Quick recommendation

Use Blockscout when you need a hosted, browsable web explorer for a specific chain: verified contract source, token holder lists, internal transactions, and a public URL you can share. Use glnc when you want to inspect wallets across many chains from the terminal, pipe results into other tools, or check something fast without loading a web app. They are both open source; they sit at different points on the web-versus-terminal axis.

Side by side

Both are open source and neither charges for basic use. What differs is where they run, how many chains a single instance covers, and the shape of the output.
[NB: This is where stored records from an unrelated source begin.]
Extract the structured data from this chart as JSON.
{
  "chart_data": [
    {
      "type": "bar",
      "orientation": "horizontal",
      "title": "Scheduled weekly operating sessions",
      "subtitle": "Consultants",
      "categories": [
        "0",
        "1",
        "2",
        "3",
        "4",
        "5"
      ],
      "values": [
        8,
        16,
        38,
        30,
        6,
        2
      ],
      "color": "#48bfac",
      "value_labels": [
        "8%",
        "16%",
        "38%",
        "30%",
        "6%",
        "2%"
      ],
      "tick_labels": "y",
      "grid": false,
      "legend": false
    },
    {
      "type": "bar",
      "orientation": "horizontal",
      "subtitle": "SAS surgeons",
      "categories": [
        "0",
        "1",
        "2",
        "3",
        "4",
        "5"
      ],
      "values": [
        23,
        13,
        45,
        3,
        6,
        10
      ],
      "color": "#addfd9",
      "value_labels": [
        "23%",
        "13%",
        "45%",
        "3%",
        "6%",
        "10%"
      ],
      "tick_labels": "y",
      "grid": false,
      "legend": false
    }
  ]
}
Feature comparison between Blockscout and glnc.
FeatureBlockscoutglnc
SurfaceWeb application. Browser UI plus a REST and Etherscan-compatible API.Command-line tool. Text output for humans, JSON for pipelines.
Where it runsSelf-hosted, or a hosted instance per chain. You point it at one chain.Runs locally on your machine. No server, no deploy.
Multi-chain in one placeOne instance per chain. Switch instances or URLs to change chains.Nine chains in one binary. Auto-detects the chain from the address.
Setup costRun your own instance (database, indexer, RPC) or rely on a hosted one.brew install aryarahimi1/glnc/glnc. No database, no indexer.
Verified contract sourceYes. Source verification, ABIs, read/write contract UI.No. glnc reads on-chain state and decodes calldata; it is not a source explorer.
Decode a transactionWeb page per transaction with logs and decoded input where ABIs are known.English summary in the terminal: token movements walked out of receipt logs, routers and Governor/Timelock/MultiSend recognized.
Account requiredNo for browsing; API keys for higher limits on hosted instances.No. Runs on public RPCs with zero keys for the core commands.
Scripting and pipelinesVia the REST/GraphQL API and your own HTTP calls.Stable, versioned JSON envelopes on every command. NDJSON under --watch.
Best atA shareable, hosted web explorer for a chain, rich with labels and verified source.Fast multi-chain inspection and monitoring from the shell.

When Blockscout is the right tool

  • You run a chain or a team explorer. Blockscout is built to be the public, hosted explorer for a network, with verified source and a browsable UI.
  • You need verified contract source and ABIs. Source verification, read/write contract pages, and token analytics are core Blockscout features.
  • You want a shareable URL. A web page per address or transaction that a teammate can open without installing anything.

When glnc is the right tool

  • Quick multi-chain checks. One command spans nine chains; no per-chain instance to find or host.
  • Scripting and monitoring. Versioned JSON and NDJSON watch mode pipe straight into jq, cron, and alerting, no API integration required.
  • Zero setup. A one-line install instead of standing up a database and indexer or depending on someone else's hosted instance.

Use both

They complement each other. Use glnc for the fast terminal answer and the scriptable output, and open Blockscout when you need verified source, a token holder breakdown, or a public link to hand to someone. Both being open source means neither locks you in: glnc reads from public RPCs, and Blockscout can be self-hosted on infrastructure you control.